Sidney Kimmel Medical College, Thomas Jefferson University, Philadelphia, PA, USA.

BACKGROUND Pectus excavatum (PE) is the most common congenital chest wall deformity. The standard of care for severe or symptomatic PE is surgical repair with the favored approach being the Nuss repair. Previous reports on Nuss repairs have predominantly been single-institution retrospective studies and in the pediatric population. We aim to describe trends in the utilization and outcomes of Nuss repairs for adolescent and adult patients using a well sourced national database.
METHODS A retrospective cohort analysis was completed with the National Inpatient Sample for patients 12 years or older who underwent a Nuss repair from 2016-2018. Pearson′s X2 and Studentís t tests were utilized to compare patient, clinical and hospital characteristics. For comparison, complications were sub-classified into major and minor. Hospitals performing greater than the mean number of operations per facility were categorized as high-volume.

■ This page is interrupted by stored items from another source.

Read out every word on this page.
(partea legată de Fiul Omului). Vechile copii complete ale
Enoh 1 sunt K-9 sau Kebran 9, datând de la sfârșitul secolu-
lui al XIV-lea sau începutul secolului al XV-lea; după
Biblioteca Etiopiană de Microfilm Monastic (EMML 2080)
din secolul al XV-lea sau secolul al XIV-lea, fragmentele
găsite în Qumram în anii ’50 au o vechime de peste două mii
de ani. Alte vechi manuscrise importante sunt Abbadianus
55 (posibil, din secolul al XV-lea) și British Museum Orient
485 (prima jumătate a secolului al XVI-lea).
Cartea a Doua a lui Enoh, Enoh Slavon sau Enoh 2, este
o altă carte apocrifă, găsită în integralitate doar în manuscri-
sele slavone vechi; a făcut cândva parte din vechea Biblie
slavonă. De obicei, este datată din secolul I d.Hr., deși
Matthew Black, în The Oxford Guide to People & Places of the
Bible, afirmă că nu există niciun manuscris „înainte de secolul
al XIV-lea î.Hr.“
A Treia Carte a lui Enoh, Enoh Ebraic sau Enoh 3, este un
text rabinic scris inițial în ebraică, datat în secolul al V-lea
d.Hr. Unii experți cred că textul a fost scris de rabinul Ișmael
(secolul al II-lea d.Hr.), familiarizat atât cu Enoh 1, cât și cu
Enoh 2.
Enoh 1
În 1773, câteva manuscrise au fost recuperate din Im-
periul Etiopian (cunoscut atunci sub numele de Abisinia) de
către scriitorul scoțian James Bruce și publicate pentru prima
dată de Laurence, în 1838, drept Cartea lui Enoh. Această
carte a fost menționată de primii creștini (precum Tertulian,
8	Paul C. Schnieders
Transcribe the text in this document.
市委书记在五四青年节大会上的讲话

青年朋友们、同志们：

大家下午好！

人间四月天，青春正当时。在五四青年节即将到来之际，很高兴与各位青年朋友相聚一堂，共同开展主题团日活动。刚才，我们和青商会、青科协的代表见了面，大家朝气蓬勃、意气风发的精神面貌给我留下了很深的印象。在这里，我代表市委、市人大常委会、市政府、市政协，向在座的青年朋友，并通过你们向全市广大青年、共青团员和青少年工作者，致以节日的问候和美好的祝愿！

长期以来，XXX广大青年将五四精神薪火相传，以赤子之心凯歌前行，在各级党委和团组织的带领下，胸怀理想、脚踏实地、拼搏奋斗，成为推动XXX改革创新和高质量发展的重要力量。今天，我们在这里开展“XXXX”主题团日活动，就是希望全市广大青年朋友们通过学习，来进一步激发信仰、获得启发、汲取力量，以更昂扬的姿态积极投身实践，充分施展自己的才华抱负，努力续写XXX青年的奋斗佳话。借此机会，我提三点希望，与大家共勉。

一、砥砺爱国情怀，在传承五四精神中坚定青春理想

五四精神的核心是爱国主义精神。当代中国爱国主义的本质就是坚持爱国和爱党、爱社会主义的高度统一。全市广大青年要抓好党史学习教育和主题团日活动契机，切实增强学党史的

RESULTS A total of 373 patients were included in our cohort over the three year period. The majority of patients were male (79.1%). Increasing patient age was associated with higher complication rate, greater cost and more female patients. Most Nuss repairs were performed at low-volume hospitals (70.2%). High-volume centers appeared to operate on older patients, have a shorter length of stay and have comparable costs to low-volume centers. Though the overall rate of complication was greater at high-volume centers, major complications occurred at similar rates.
CONCLUSIONS There are significant national differences in outcomes for the Nuss repair specifically based on the age of the patient and the volume of the center.